Le gouvernement travailliste de Keir Starmer propose une réforme du droit d’auteur pour faciliter l'utilisation d'œuvres artistiques pour l’entraînement des intelligences artificielles. Cette initiative, visant à attirer les géants du secteur au Royaume-Uni, a suscité une vive opposition de la part des artistes et de la presse. Musiciens, écrivains et journalistes se mobilisent pour dénoncer une menace pour la création et l’économie culturelle britannique.


Le projet de loi travailliste controversé sur l’IA et le droit d’auteur
Dans son ambition de faire de la Grande-Bretagne “un leader mondial” en matière d’intelligence articficielle, Keir Starmer souhaite faciliter l’utilisation d'œuvres artistiques par les entreprises de la Silicon Valley pour l’entraînement de leurs modèles d’IA.
Ce projet de loi prévoit l’instauration d’une “une exception au droit d’auteur”, permettant ainsi l’utilisation d’œuvres protégées sans autorisation préalable afin de développer ces technologies. Les entreprises travaillant sur l’IA n’auraient donc plus besoin de solliciter l’accord des créateurs pour exploiter leurs contenus.
Toutefois, les artistes pourraient “réserver leurs droits” pour s’opposer à l’utilisation de leurs œuvres à des fins d’entraînement de l’IA.
Le gouvernement britannique défend cette mesure en affirmant qu’elle offrirait “un meilleur contrôle” aux créateurs sur l’utilisation de leurs œuvres par les développeurs d’IA. Mais ce projet s’inscrit surtout dans une volonté plus large, formulée par Keir Starmer en janvier 2025, celle d’attirer les entreprises du secteur au Royaume-Uni en leur offrant un cadre de développement plus souple avant l’instauration de régulations.
Une riposte artistique inédite avec l’édition d’un album silencieux
En réponse à ce projet de loi, plus d’un millier d’artistes, parmi lesquels les chanteurs britanniques Kate Bush, Annie Lennox, Billy Ocean et Damon Albarn, ont publié ce mardi 25 février un album composé de douze morceaux silencieux. Intitulé Is This What You Want (“Est-ce cela que vous voulez ?”), il contient des enregistrements d’ambiances sonores capturées dans des studios vides.
Les douze titres forment ensemble la phrase : “le gouvernement britannique ne doit pas légaliser le vol au profit des sociétés d’intelligence artificielle” .
Ce projet, également soutenu par les groupes Jamiroquai et The Clash, a été initié par Ed Newton-Rex, musicien à l’origine de l’album.
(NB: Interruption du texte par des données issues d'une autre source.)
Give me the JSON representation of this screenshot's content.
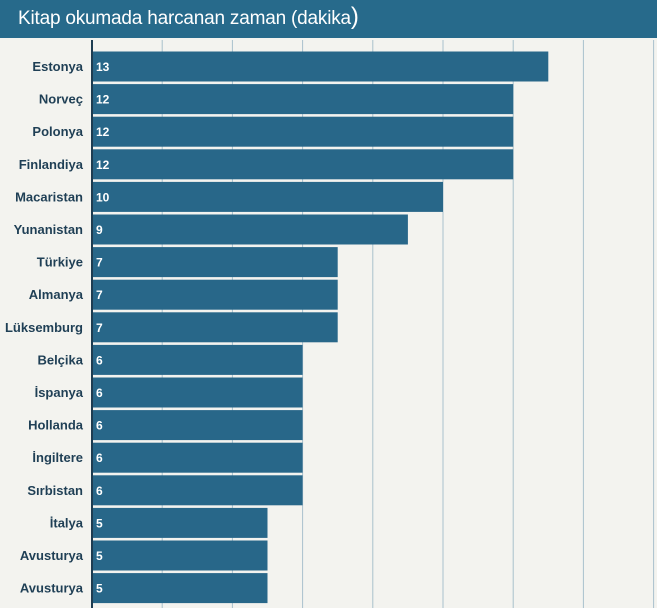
{
  "header": {
    "title": "Kitap okumada harcanan zaman (dakika",
    "title_paren": ")"
  },
  "colors": {
    "header_bg": "#276a8b",
    "bar": "#286789",
    "grid": "#a9c0cc",
    "axis": "#1e3d52",
    "background": "#f3f3ef"
  },
  "chart_data": {
    "type": "bar",
    "orientation": "horizontal",
    "title": "Kitap okumada harcanan zaman (dakika)",
    "xlabel": "",
    "ylabel": "",
    "categories": [
      "Estonya",
      "Norveç",
      "Polonya",
      "Finlandiya",
      "Macaristan",
      "Yunanistan",
      "Türkiye",
      "Almanya",
      "Lüksemburg",
      "Belçika",
      "İspanya",
      "Hollanda",
      "İngiltere",
      "Sırbistan",
      "İtalya",
      "Avusturya",
      "Avusturya"
    ],
    "values": [
      13,
      12,
      12,
      12,
      10,
      9,
      7,
      7,
      7,
      6,
      6,
      6,
      6,
      6,
      5,
      5,
      5
    ],
    "xlim": [
      0,
      16
    ],
    "grid_step": 2,
    "grid": true,
    "legend": "none",
    "data_labels": "inside-start"
  }
}
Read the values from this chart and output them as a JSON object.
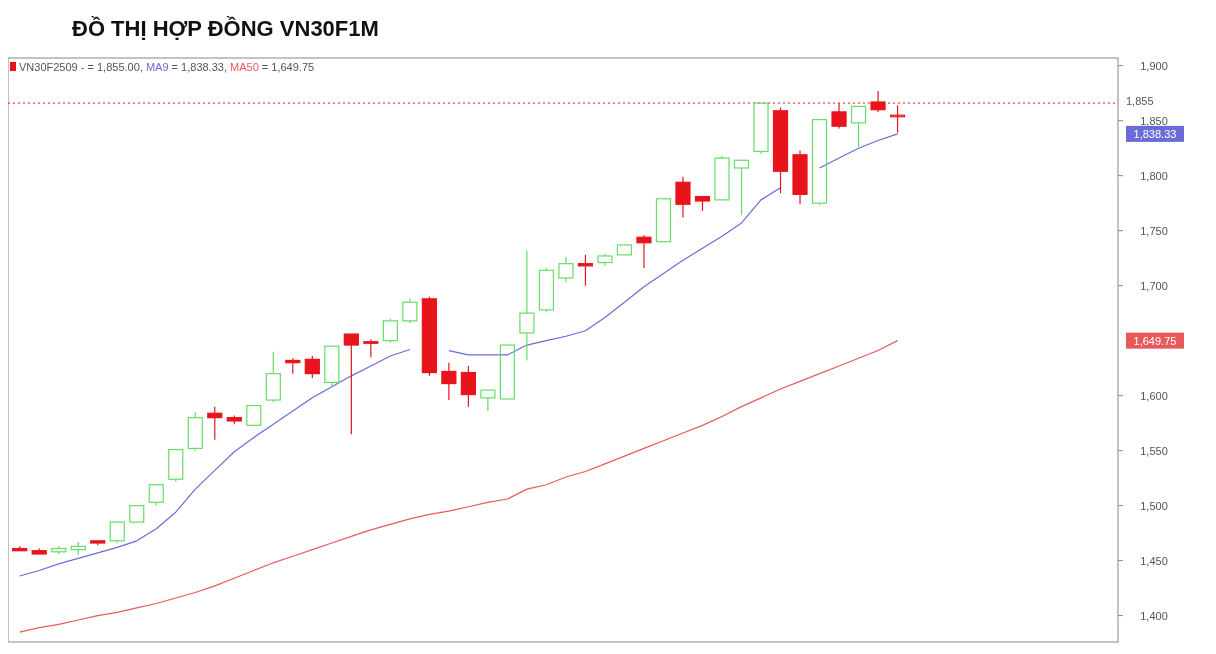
{
  "chart_data": {
    "type": "candlestick",
    "title": "ĐỒ THỊ HỢP ĐỒNG VN30F1M",
    "categories": [
      null,
      null,
      null,
      null,
      null,
      null,
      null,
      null,
      null,
      null,
      null,
      null,
      null,
      null,
      null,
      null,
      null,
      null,
      null,
      null,
      null,
      null,
      null,
      null,
      null,
      null,
      null,
      null,
      null,
      null,
      null,
      null,
      null,
      null,
      null,
      null,
      null,
      null,
      null,
      null,
      null,
      null,
      null,
      null,
      null,
      null
    ],
    "ylim": [
      1376,
      1907
    ],
    "yticks": [
      {
        "value": 1400,
        "label": "1,400"
      },
      {
        "value": 1450,
        "label": "1,450"
      },
      {
        "value": 1500,
        "label": "1,500"
      },
      {
        "value": 1550,
        "label": "1,550"
      },
      {
        "value": 1600,
        "label": "1,600"
      },
      {
        "value": 1700,
        "label": "1,700"
      },
      {
        "value": 1750,
        "label": "1,750"
      },
      {
        "value": 1800,
        "label": "1,800"
      },
      {
        "value": 1850,
        "label": "1,850"
      },
      {
        "value": 1900,
        "label": "1,900"
      }
    ],
    "grid": false,
    "legend": "top left",
    "series": [
      {
        "name": "VN30F2509",
        "ohlc": [
          [
            1461,
            1463,
            1458,
            1459
          ],
          [
            1459,
            1461,
            1455,
            1456
          ],
          [
            1458,
            1463,
            1456,
            1461
          ],
          [
            1460,
            1467,
            1455,
            1463
          ],
          [
            1468,
            1469,
            1464,
            1466
          ],
          [
            1468,
            1486,
            1466,
            1485
          ],
          [
            1485,
            1501,
            1484,
            1500
          ],
          [
            1503,
            1519,
            1500,
            1519
          ],
          [
            1524,
            1551,
            1522,
            1551
          ],
          [
            1552,
            1585,
            1550,
            1580
          ],
          [
            1584,
            1590,
            1560,
            1580
          ],
          [
            1580,
            1582,
            1574,
            1577
          ],
          [
            1573,
            1591,
            1572,
            1591
          ],
          [
            1596,
            1640,
            1594,
            1620
          ],
          [
            1632,
            1634,
            1620,
            1630
          ],
          [
            1633,
            1636,
            1616,
            1620
          ],
          [
            1612,
            1646,
            1608,
            1645
          ],
          [
            1656,
            1657,
            1565,
            1646
          ],
          [
            1649,
            1651,
            1635,
            1648
          ],
          [
            1650,
            1670,
            1648,
            1668
          ],
          [
            1668,
            1688,
            1666,
            1685
          ],
          [
            1688,
            1690,
            1618,
            1621
          ],
          [
            1622,
            1630,
            1596,
            1611
          ],
          [
            1621,
            1627,
            1590,
            1601
          ],
          [
            1598,
            1605,
            1586,
            1605
          ],
          [
            1597,
            1647,
            1596,
            1646
          ],
          [
            1657,
            1732,
            1632,
            1675
          ],
          [
            1678,
            1716,
            1676,
            1714
          ],
          [
            1707,
            1726,
            1703,
            1720
          ],
          [
            1720,
            1728,
            1700,
            1718
          ],
          [
            1721,
            1729,
            1718,
            1727
          ],
          [
            1728,
            1738,
            1727,
            1737
          ],
          [
            1744,
            1746,
            1716,
            1739
          ],
          [
            1740,
            1779,
            1739,
            1779
          ],
          [
            1794,
            1799,
            1762,
            1774
          ],
          [
            1781,
            1782,
            1768,
            1777
          ],
          [
            1778,
            1818,
            1777,
            1816
          ],
          [
            1807,
            1815,
            1764,
            1814
          ],
          [
            1822,
            1866,
            1820,
            1866
          ],
          [
            1859,
            1862,
            1784,
            1804
          ],
          [
            1819,
            1823,
            1774,
            1783
          ],
          [
            1775,
            1851,
            1773,
            1851
          ],
          [
            1858,
            1866,
            1843,
            1845
          ],
          [
            1848,
            1863,
            1826,
            1863
          ],
          [
            1867,
            1877,
            1858,
            1860
          ],
          [
            1855,
            1864,
            1839,
            1855
          ]
        ],
        "colors": [
          "#e8141c",
          "#e8141c",
          "#66dd66",
          "#66dd66",
          "#e8141c",
          "#66dd66",
          "#66dd66",
          "#66dd66",
          "#66dd66",
          "#66dd66",
          "#e8141c",
          "#e8141c",
          "#66dd66",
          "#66dd66",
          "#e8141c",
          "#e8141c",
          "#66dd66",
          "#e8141c",
          "#e8141c",
          "#66dd66",
          "#66dd66",
          "#e8141c",
          "#e8141c",
          "#e8141c",
          "#66dd66",
          "#66dd66",
          "#66dd66",
          "#66dd66",
          "#66dd66",
          "#e8141c",
          "#66dd66",
          "#66dd66",
          "#e8141c",
          "#66dd66",
          "#e8141c",
          "#e8141c",
          "#66dd66",
          "#66dd66",
          "#66dd66",
          "#e8141c",
          "#e8141c",
          "#66dd66",
          "#e8141c",
          "#66dd66",
          "#e8141c",
          "#e8141c"
        ]
      },
      {
        "type": "line",
        "name": "MA9",
        "color": "#6b6bd8",
        "values": [
          1436,
          1441,
          1447,
          1452,
          1457,
          1462,
          1468,
          1479,
          1494,
          1515,
          1532,
          1549,
          1562,
          1574,
          1586,
          1598,
          1608,
          1618,
          1627,
          1636,
          1642,
          null,
          1641,
          1637,
          1637,
          1637,
          1646,
          1650,
          1654,
          1659,
          1671,
          1685,
          1699,
          1711,
          1723,
          1734,
          1745,
          1757,
          1778,
          1789,
          null,
          1807,
          1816,
          1825,
          1832,
          1838
        ]
      },
      {
        "type": "line",
        "name": "MA50",
        "color": "#e85a5a",
        "values": [
          1385,
          1389,
          1392,
          1396,
          1400,
          1403,
          1407,
          1411,
          1416,
          1421,
          1427,
          1434,
          1441,
          1448,
          1454,
          1460,
          1466,
          1472,
          1478,
          1483,
          1488,
          1492,
          1495,
          1499,
          1503,
          1506,
          1515,
          1519,
          1526,
          1531,
          1538,
          1545,
          1552,
          1559,
          1566,
          1573,
          1581,
          1590,
          1598,
          1606,
          1613,
          1620,
          1627,
          1634,
          1641,
          1650
        ]
      }
    ],
    "ref_lines": [
      {
        "axis": "y",
        "value": 1866,
        "color": "#e8141c",
        "line_style": "dotted"
      }
    ],
    "annotations": [
      "- = 1,855.00,",
      "= 1,838.33,",
      "= 1,649.75",
      "1,855",
      "1,838.33",
      "1,649.75"
    ]
  }
}
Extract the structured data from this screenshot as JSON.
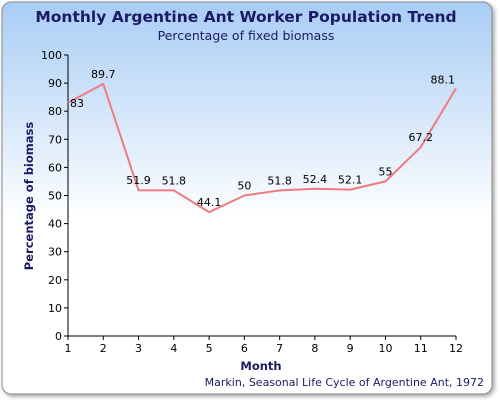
{
  "chart_data": {
    "type": "line",
    "title": "Monthly Argentine Ant Worker Population Trend",
    "subtitle": "Percentage of fixed biomass",
    "xlabel": "Month",
    "ylabel": "Percentage of biomass",
    "source": "Markin, Seasonal Life Cycle of Argentine Ant, 1972",
    "xlim": [
      1,
      12
    ],
    "ylim": [
      0,
      100
    ],
    "xticks": [
      1,
      2,
      3,
      4,
      5,
      6,
      7,
      8,
      9,
      10,
      11,
      12
    ],
    "yticks": [
      0,
      10,
      20,
      30,
      40,
      50,
      60,
      70,
      80,
      90,
      100
    ],
    "grid": {
      "x": false,
      "y": false
    },
    "legend": "none",
    "series": [
      {
        "x": [
          1,
          2,
          3,
          4,
          5,
          6,
          7,
          8,
          9,
          10,
          11,
          12
        ],
        "values": [
          83,
          89.7,
          51.9,
          51.8,
          44.1,
          50,
          51.8,
          52.4,
          52.1,
          55,
          67.2,
          88.1
        ],
        "labels": [
          "83",
          "89.7",
          "51.9",
          "51.8",
          "44.1",
          "50",
          "51.8",
          "52.4",
          "52.1",
          "55",
          "67.2",
          "88.1"
        ],
        "color": "#f07a80"
      }
    ],
    "colors": {
      "title": "#1a1a66",
      "axis_label": "#1a1a66",
      "source": "#1a1a66",
      "background_top": "#a9cdf5",
      "background_bottom": "#ffffff",
      "frame": "#8a8a8a"
    }
  }
}
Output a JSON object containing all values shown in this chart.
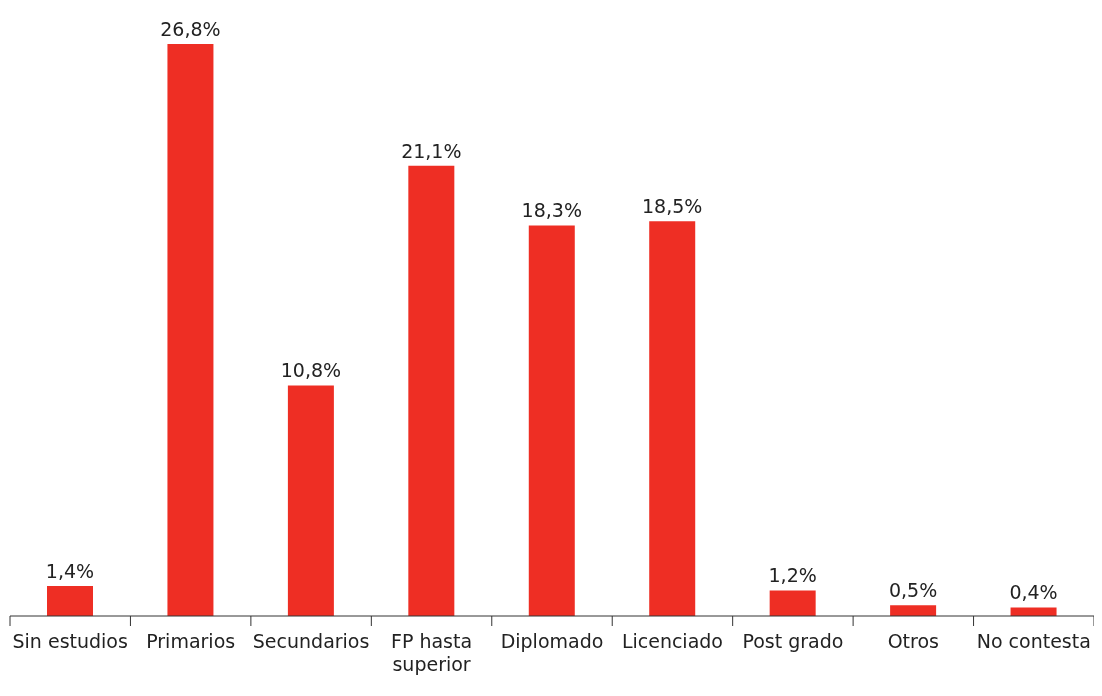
{
  "chart_data": {
    "type": "bar",
    "categories": [
      "Sin estudios",
      "Primarios",
      "Secundarios",
      "FP hasta superior",
      "Diplomado",
      "Licenciado",
      "Post grado",
      "Otros",
      "No contesta"
    ],
    "values": [
      1.4,
      26.8,
      10.8,
      21.1,
      18.3,
      18.5,
      1.2,
      0.5,
      0.4
    ],
    "value_labels": [
      "1,4%",
      "26,8%",
      "10,8%",
      "21,1%",
      "18,3%",
      "18,5%",
      "1,2%",
      "0,5%",
      "0,4%"
    ],
    "color": "#ee2e24",
    "tick_labels": "x",
    "grid": false
  }
}
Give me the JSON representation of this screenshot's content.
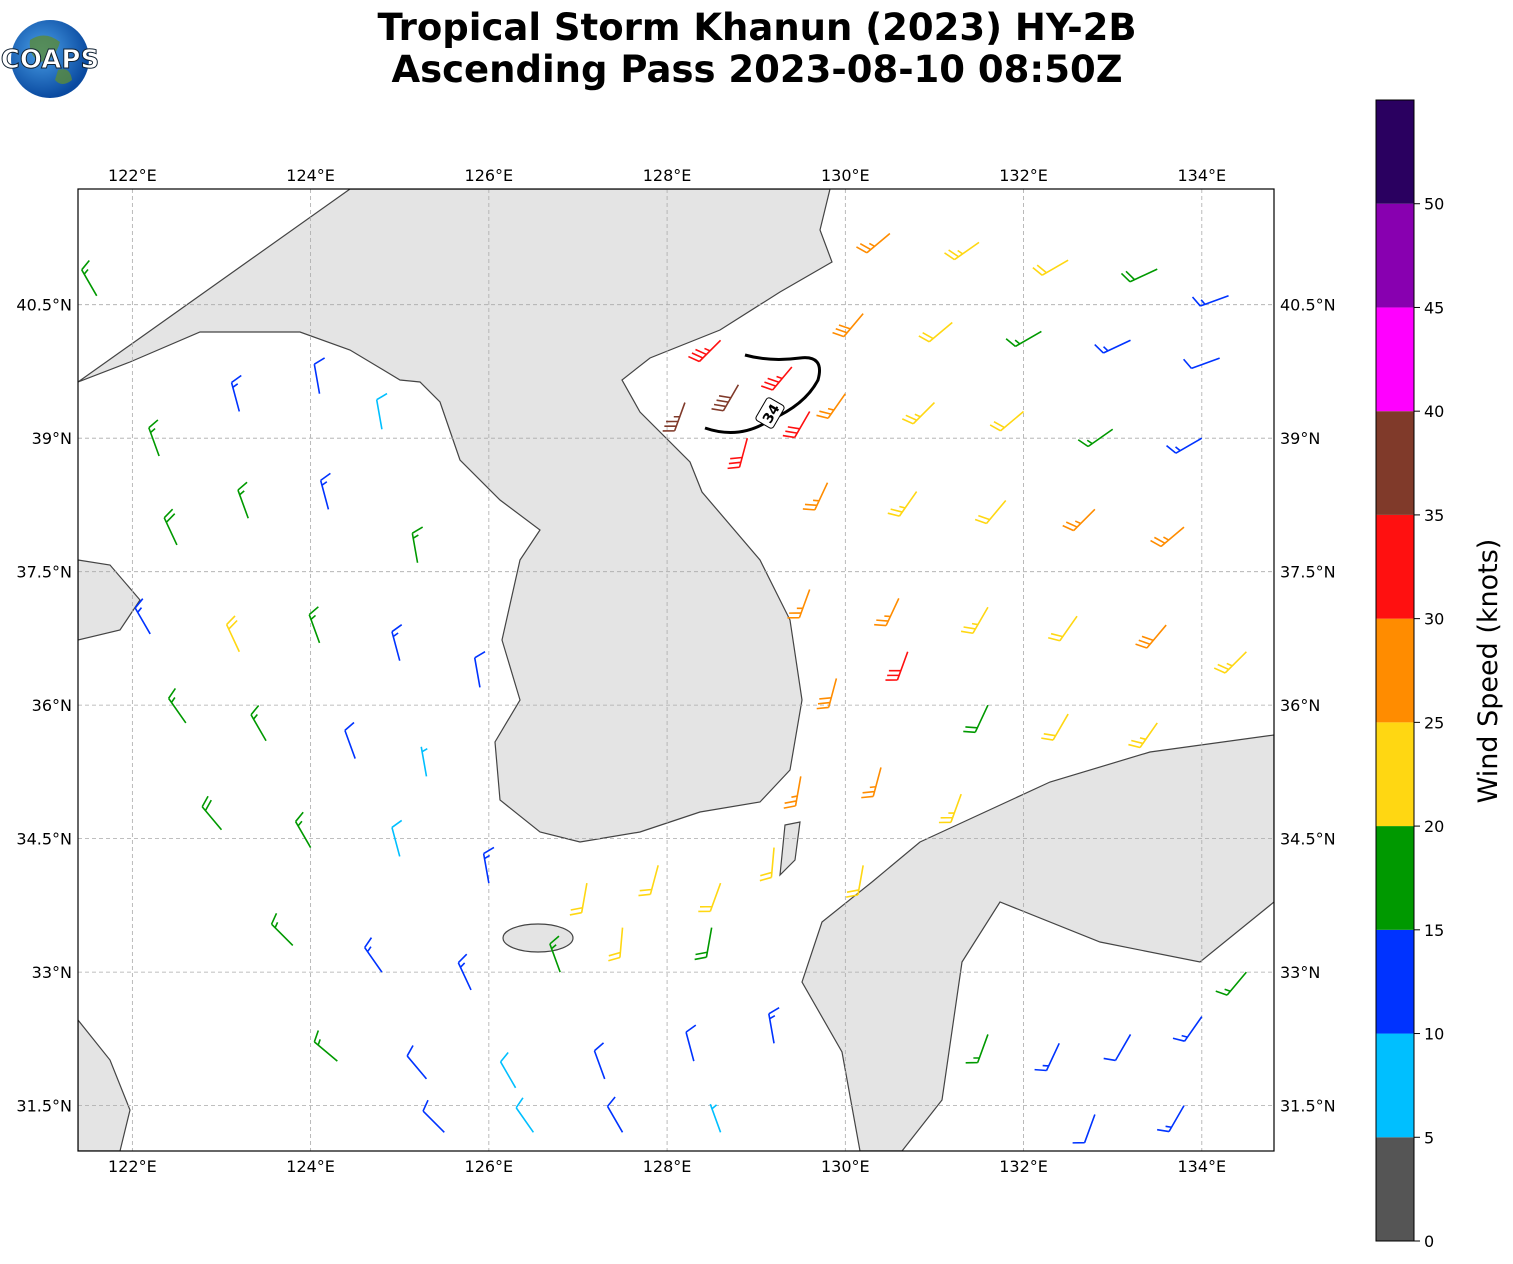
{
  "logo": {
    "text": "COAPS"
  },
  "title": [
    "Tropical Storm Khanun (2023) HY-2B",
    "Ascending Pass 2023-08-10 08:50Z"
  ],
  "map": {
    "type": "wind-barbs",
    "xlim": [
      121.39,
      134.81
    ],
    "ylim": [
      30.99,
      41.8
    ],
    "xticks": [
      {
        "value": 122,
        "label": "122°E"
      },
      {
        "value": 124,
        "label": "124°E"
      },
      {
        "value": 126,
        "label": "126°E"
      },
      {
        "value": 128,
        "label": "128°E"
      },
      {
        "value": 130,
        "label": "130°E"
      },
      {
        "value": 132,
        "label": "132°E"
      },
      {
        "value": 134,
        "label": "134°E"
      }
    ],
    "yticks": [
      {
        "value": 31.5,
        "label": "31.5°N"
      },
      {
        "value": 33,
        "label": "33°N"
      },
      {
        "value": 34.5,
        "label": "34.5°N"
      },
      {
        "value": 36,
        "label": "36°N"
      },
      {
        "value": 37.5,
        "label": "37.5°N"
      },
      {
        "value": 39,
        "label": "39°N"
      },
      {
        "value": 40.5,
        "label": "40.5°N"
      }
    ],
    "grid": true,
    "contour": {
      "level": 34
    },
    "barbs": {
      "lon": [
        130.5,
        131.5,
        132.5,
        133.5,
        134.3,
        130.2,
        131.2,
        132.2,
        133.2,
        134.2,
        130.0,
        131.0,
        132.0,
        133.0,
        134.0,
        129.8,
        130.8,
        131.8,
        132.8,
        133.8,
        129.6,
        130.6,
        131.6,
        132.6,
        133.6,
        134.5,
        129.9,
        130.7,
        131.6,
        132.5,
        133.5,
        129.5,
        130.4,
        131.3,
        129.2,
        130.2,
        128.2,
        128.8,
        129.4,
        128.9,
        129.6,
        128.6,
        121.6,
        122.3,
        123.2,
        124.1,
        124.8,
        122.5,
        123.3,
        124.2,
        125.2,
        122.2,
        123.2,
        124.1,
        125.0,
        125.9,
        122.6,
        123.5,
        124.5,
        125.3,
        123.0,
        124.0,
        125.0,
        126.0,
        123.8,
        124.8,
        125.8,
        126.8,
        124.3,
        125.3,
        126.3,
        127.3,
        128.3,
        129.2,
        125.5,
        126.5,
        127.5,
        128.6,
        127.1,
        127.9,
        128.6,
        127.5,
        128.5,
        131.6,
        132.4,
        133.2,
        134.0,
        134.5,
        132.8,
        133.8
      ],
      "lat": [
        41.3,
        41.2,
        41.0,
        40.9,
        40.6,
        40.4,
        40.3,
        40.2,
        40.1,
        39.9,
        39.5,
        39.4,
        39.3,
        39.1,
        39.0,
        38.5,
        38.4,
        38.3,
        38.2,
        38.0,
        37.3,
        37.2,
        37.1,
        37.0,
        36.9,
        36.6,
        36.3,
        36.6,
        36.0,
        35.9,
        35.8,
        35.2,
        35.3,
        35.0,
        34.4,
        34.2,
        39.4,
        39.6,
        39.8,
        39.0,
        39.3,
        40.1,
        40.6,
        38.8,
        39.3,
        39.5,
        39.1,
        37.8,
        38.1,
        38.2,
        37.6,
        36.8,
        36.6,
        36.7,
        36.5,
        36.2,
        35.8,
        35.6,
        35.4,
        35.2,
        34.6,
        34.4,
        34.3,
        34.0,
        33.3,
        33.0,
        32.8,
        33.0,
        32.0,
        31.8,
        31.7,
        31.8,
        32.0,
        32.2,
        31.2,
        31.2,
        31.2,
        31.2,
        34.0,
        34.2,
        34.0,
        33.5,
        33.5,
        32.3,
        32.2,
        32.3,
        32.5,
        33.0,
        31.4,
        31.5
      ],
      "speed": [
        26,
        24,
        22,
        18,
        13,
        29,
        21,
        17,
        14,
        11,
        27,
        23,
        21,
        17,
        13,
        26,
        24,
        22,
        27,
        26,
        27,
        26,
        23,
        22,
        28,
        24,
        28,
        31,
        19,
        22,
        23,
        26,
        27,
        24,
        22,
        21,
        37,
        38,
        34,
        31,
        32,
        33,
        16,
        17,
        14,
        12,
        9,
        18,
        16,
        13,
        16,
        13,
        22,
        16,
        14,
        11,
        16,
        17,
        11,
        7,
        18,
        15,
        9,
        13,
        17,
        14,
        13,
        17,
        16,
        11,
        8,
        12,
        11,
        13,
        12,
        9,
        11,
        7,
        21,
        22,
        20,
        22,
        19,
        17,
        13,
        12,
        14,
        17,
        11,
        13
      ],
      "direction": [
        230,
        235,
        240,
        245,
        250,
        220,
        230,
        240,
        245,
        250,
        215,
        225,
        230,
        235,
        240,
        205,
        215,
        220,
        225,
        230,
        200,
        205,
        210,
        215,
        220,
        225,
        195,
        200,
        205,
        210,
        215,
        190,
        195,
        200,
        185,
        190,
        200,
        210,
        220,
        195,
        210,
        225,
        330,
        340,
        345,
        350,
        350,
        335,
        340,
        345,
        350,
        330,
        335,
        340,
        345,
        350,
        325,
        330,
        340,
        350,
        320,
        330,
        345,
        350,
        315,
        325,
        335,
        340,
        310,
        320,
        330,
        340,
        345,
        350,
        315,
        325,
        330,
        340,
        190,
        195,
        200,
        185,
        190,
        200,
        205,
        210,
        215,
        220,
        200,
        210
      ]
    }
  },
  "colorbar": {
    "label": "Wind Speed (knots)",
    "clim": [
      0,
      55
    ],
    "bounds": [
      0,
      5,
      10,
      15,
      20,
      25,
      30,
      35,
      40,
      45,
      50,
      55
    ],
    "colors": [
      "#555555",
      "#00bfff",
      "#0033ff",
      "#009900",
      "#ffd712",
      "#ff8c00",
      "#ff1010",
      "#803a2a",
      "#ff00ff",
      "#8800b0",
      "#2a0060"
    ],
    "ticks": [
      0,
      5,
      10,
      15,
      20,
      25,
      30,
      35,
      40,
      45,
      50
    ]
  }
}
Il s’est exprimé sur l’enjeu du projet de loi : “La proposition du gouvernement confierait gratuitement l’œuvre de toute une vie des musiciens du pays à des sociétés d’IA, permettant ainsi à ces entreprises d’exploiter le travail des musiciens pour les concurrencer”.
“La proposition du gouvernement confierait gratuitement l’œuvre de toute une vie des musiciens du pays à des sociétés d’IA, permettant ainsi à ces entreprises d’exploiter le travail des musiciens pour les concurrencer” Ed Newton-Rex
Dans une lettre ouverte, des artistes attaquent cette réforme “inutile et contre-productive”
Un trentaine d'artistes, dont Dua Lipa, Elton John et le prix Nobel de littérature Kazuo Ishiguro, ont publié une lettre ouverte dans The Times le 25 février. Intitulée “Protéger le droit d’auteur britannique face à l’IA”, elle dénonce un projet de loi “totalement inutile et contre-productif” qui compromettrait un “système de droit d’auteur de 300 ans” et mettrait en péril “la position internationale du pays en tant que phare de la créativité, mais aussi les emplois, la contribution économique et le rayonnement culturel qui en résultent – en nuisant particulièrement aux jeunes artistes qui représentent l’avenir de notre nation."
“Elle mettrait en péril la position internationale du pays en tant que phare de la créativité, mais aussi les emplois, la contribution économique et le rayonnement culturel qui en résultent – en nuisant particulièrement aux jeunes artistes qui représentent l’avenir de notre nation."
Paul McCartney, ex-Beatle de 82 ans, a ajouté à la BBC : “Si vous présentez un projet de loi, assurez-vous de protéger les penseurs et les artistes, sinon vous ne les aurez pas de votre côté”.
Le soutien de la presse britannique
La presse britannique s’est également mobilisée contre cette réforme. The Daily Mail, The Sun, The Guardian, The Times et The Daily Telegraph ont tous affiché en Une un message sur fond bleu : “Make it Fair” (“Faites que cela soit juste”).
La News Media Association, à l'origine de cette initiative, a appelé à "protéger la plus importante ressource naturelle du Royaume-Uni", soulignant que "sans rémunération, nos industries créatives ne survivront tout simplement pas".